セキュリティ対策、「行ってない」企業約3割  ~2021中小企業の情報セキュリティ対策実態調査

独立行政法人情報処理推進機構(IPA、富田達夫理事長)が3月31日、「2021年度中小企業における情報セキュリティ対策の実態調査報告書」を公開した。本調査は2016年度の「中小企業における情報セキュリティ対策に関する実態調査」の後続となる調査だ。

 

中小企業のセキュリティ対策、改善わずか。対策の実践に向けた支援の必要性明らかに

 

2016年度の調査との比較では、中小企業における対策の実施状況の改善はわずか5%程度であり、さらなる対策の必要性の訴求や対策の実施に向けた支援の必要性が明らかになった。

調査の結果によると、過去3期における「IT投資」の状況について「投資を行っていない」と回答した企業は30%、「セキュリティ対策投資」についても「投資を行っていない」と回答した33・1%を占めた。

「IT投資」については、前回調査の47・7%に比べて17・7%の改善がみられる結果となり、中小企業においてもIT導入・活用が一定程度進んでいる様子がうかがわれる。

 

情報セキュリティ対策アンケート

 

情報セキュリティ対策投資を行わなかった理由としては、「必要性を感じていない」の割合が最も多く40・5%で、「費用対効果が見えない」(24・9%)、「コストがかかりすぎる」(22%)が続いた。

 

情報セキュリティ意識調査

 

被害防止のあめの組織面・運用面の対策の実施状況について、前回調査と比較すると、多くの項目で対策実施の割合が増加した。特に「情報セキュリティ対策の定期的な見直し」については17・4%と前回5・6%から10%以上の増加がみられた。

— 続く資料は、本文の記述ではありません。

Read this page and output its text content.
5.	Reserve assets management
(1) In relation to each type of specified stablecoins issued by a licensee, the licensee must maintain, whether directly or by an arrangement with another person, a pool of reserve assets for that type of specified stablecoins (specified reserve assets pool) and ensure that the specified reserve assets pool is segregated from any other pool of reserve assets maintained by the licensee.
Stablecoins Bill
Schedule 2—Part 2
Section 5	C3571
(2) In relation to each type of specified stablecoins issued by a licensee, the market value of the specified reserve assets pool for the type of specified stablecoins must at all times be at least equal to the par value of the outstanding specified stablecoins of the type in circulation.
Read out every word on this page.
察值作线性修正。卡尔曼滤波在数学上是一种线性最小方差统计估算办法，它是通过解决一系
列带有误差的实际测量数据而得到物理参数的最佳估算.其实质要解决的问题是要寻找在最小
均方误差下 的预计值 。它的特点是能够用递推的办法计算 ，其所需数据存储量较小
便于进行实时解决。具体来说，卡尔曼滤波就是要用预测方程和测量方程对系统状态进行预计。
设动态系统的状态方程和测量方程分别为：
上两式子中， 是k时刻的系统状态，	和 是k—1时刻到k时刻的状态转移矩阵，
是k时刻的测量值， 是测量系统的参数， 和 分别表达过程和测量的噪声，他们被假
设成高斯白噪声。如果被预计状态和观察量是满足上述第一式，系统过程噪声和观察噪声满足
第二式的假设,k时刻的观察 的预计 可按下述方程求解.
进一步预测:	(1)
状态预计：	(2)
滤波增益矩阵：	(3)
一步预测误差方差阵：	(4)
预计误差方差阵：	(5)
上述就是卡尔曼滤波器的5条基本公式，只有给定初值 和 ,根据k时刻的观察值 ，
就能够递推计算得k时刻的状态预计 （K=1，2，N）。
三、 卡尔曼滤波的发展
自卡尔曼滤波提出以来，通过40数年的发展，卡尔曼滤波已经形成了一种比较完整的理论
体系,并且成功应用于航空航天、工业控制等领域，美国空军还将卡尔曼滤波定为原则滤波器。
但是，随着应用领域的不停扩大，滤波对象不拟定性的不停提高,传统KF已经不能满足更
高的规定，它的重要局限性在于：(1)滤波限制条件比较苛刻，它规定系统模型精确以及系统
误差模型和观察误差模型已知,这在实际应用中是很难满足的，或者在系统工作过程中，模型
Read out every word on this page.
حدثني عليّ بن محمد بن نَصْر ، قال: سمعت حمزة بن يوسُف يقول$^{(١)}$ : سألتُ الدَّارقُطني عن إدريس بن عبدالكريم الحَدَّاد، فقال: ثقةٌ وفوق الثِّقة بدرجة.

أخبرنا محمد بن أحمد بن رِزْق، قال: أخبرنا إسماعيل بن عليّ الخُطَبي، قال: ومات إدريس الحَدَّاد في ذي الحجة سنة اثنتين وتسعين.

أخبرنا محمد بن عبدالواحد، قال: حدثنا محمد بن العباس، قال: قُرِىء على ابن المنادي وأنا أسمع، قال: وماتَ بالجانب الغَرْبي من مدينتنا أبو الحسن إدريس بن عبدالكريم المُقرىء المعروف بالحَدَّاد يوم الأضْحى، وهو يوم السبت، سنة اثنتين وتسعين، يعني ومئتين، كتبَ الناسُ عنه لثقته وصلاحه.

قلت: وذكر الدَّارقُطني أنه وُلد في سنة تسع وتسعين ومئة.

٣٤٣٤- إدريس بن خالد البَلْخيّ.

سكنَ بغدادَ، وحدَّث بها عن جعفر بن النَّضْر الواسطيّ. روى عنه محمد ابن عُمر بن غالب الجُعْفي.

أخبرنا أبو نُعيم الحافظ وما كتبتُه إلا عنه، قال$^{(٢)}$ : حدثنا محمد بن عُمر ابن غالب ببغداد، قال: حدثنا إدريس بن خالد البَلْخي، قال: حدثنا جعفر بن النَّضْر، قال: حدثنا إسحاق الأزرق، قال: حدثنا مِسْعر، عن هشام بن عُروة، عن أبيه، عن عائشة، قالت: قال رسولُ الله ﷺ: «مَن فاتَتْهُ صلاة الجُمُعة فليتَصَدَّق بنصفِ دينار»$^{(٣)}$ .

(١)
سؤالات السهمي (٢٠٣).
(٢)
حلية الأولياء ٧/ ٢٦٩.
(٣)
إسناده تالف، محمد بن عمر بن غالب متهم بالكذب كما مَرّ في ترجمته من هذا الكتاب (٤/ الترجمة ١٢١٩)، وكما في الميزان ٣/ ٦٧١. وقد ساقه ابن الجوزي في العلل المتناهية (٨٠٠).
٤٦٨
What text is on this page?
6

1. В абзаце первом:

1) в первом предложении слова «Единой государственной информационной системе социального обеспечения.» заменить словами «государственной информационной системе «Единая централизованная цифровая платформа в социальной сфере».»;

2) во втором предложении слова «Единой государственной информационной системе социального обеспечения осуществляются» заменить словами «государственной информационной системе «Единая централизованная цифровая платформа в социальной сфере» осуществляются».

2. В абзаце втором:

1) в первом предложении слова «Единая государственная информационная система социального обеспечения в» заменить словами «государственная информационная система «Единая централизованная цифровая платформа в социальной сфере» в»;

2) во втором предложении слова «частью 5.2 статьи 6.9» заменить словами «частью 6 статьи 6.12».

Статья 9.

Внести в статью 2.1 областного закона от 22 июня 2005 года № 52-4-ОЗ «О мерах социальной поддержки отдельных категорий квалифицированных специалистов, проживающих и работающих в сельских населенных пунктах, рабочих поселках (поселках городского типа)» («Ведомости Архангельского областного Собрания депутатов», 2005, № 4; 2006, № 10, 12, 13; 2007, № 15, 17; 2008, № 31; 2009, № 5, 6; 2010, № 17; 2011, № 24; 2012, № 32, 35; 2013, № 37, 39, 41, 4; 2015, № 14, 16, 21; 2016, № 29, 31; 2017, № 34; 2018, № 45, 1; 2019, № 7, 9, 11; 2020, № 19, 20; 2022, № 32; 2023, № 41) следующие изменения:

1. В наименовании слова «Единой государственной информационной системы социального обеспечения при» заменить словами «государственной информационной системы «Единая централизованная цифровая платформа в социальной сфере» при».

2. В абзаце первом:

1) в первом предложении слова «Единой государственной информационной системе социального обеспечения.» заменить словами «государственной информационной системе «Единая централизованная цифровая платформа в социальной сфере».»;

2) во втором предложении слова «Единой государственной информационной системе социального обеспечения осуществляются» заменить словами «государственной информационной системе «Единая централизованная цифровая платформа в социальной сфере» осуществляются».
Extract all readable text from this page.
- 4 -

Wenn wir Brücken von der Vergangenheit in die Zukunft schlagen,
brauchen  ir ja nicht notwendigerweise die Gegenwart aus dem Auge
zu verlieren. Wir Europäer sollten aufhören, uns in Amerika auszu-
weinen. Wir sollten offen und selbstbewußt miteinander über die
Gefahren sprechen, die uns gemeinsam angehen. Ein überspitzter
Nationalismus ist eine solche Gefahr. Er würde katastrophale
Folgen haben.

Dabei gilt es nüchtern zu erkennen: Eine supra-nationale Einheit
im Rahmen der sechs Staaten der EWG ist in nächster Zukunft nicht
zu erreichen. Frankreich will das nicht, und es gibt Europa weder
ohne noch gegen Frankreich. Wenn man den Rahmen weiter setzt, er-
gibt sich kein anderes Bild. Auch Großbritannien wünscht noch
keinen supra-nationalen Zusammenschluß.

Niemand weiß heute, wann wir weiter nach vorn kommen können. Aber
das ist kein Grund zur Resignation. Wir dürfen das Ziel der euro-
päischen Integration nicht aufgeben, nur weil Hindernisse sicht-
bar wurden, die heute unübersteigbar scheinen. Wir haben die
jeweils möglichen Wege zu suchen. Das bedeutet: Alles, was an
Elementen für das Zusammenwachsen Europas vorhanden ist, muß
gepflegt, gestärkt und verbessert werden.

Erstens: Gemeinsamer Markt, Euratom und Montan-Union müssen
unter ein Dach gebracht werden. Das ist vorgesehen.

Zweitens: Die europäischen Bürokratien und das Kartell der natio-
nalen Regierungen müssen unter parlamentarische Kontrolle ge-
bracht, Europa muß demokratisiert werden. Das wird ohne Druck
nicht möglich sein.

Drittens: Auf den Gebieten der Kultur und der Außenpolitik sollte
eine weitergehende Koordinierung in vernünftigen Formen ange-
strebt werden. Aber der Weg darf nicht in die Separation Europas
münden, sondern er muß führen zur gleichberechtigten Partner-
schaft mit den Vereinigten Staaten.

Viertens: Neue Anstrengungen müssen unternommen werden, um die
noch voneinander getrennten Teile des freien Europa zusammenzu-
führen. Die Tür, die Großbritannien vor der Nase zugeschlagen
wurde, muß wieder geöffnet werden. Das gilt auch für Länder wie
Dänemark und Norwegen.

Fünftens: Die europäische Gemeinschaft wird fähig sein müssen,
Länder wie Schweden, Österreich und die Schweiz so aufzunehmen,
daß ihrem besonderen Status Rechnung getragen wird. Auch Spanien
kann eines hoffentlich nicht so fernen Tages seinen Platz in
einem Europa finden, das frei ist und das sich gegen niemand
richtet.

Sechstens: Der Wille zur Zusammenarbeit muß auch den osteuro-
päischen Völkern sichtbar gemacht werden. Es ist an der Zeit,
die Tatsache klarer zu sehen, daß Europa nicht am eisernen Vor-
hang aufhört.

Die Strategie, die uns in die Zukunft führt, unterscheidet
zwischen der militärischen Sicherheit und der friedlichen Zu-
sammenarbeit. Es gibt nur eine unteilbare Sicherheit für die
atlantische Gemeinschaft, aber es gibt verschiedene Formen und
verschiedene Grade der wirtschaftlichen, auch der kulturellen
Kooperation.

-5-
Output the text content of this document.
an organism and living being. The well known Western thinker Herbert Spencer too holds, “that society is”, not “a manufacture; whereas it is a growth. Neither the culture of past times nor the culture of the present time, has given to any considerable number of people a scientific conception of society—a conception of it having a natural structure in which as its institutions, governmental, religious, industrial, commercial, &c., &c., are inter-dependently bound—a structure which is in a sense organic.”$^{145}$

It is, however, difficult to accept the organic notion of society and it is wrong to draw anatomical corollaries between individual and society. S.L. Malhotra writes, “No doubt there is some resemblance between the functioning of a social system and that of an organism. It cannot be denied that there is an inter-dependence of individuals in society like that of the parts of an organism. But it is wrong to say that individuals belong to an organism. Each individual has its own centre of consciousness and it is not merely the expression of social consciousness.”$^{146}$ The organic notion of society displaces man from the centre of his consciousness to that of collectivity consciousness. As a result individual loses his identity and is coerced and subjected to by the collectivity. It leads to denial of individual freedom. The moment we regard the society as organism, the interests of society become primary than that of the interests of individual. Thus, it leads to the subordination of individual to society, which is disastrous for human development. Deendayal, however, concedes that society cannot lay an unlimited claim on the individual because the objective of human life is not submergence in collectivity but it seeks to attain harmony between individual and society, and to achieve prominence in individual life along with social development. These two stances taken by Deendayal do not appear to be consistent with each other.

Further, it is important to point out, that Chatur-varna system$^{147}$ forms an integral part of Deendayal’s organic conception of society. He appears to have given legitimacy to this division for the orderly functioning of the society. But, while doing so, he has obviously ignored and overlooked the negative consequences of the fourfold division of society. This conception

一方、情報セキュリティ関連製品やサービスの導入状況について、「VPN」の導入については17・1%と前回調査の11・9%から5・2%増加したものの、その他の情報セキュリティ関連製品やサービスについては前回調査と大きな差がない結果となった。

 

2020年の①年間に情報セキュリティ被害にあったか否かについては、84・3%の企業が「被害にあっていない」と回答した。被害にあったと回答した企業は5・7%で、最も多い回答は「コンピュータウイルスに感染」(2・7%)であった。

また、コンピュータウイルスの被害を認識している企業のうち、侵入経路は「電子メール」の割合が最も高く62・2%、次いで「インターネット接続(ホームページ閲覧など)」(45・9%)、「自らダウンロードしたファイル」(23・4%)が続いた。

一方、令和2年度の「中小企業サイバーセキュリティ対策支援体制構築事業(サイバーセキュリティお助け隊事業)成果報告書(全体版)」では、中小企業1117社に設置した機器が外部からの不審なアクセス18万1536件を検知したことが明らかになっており、回答企業においてサイバー攻撃を認識できていない可能性も否定できない。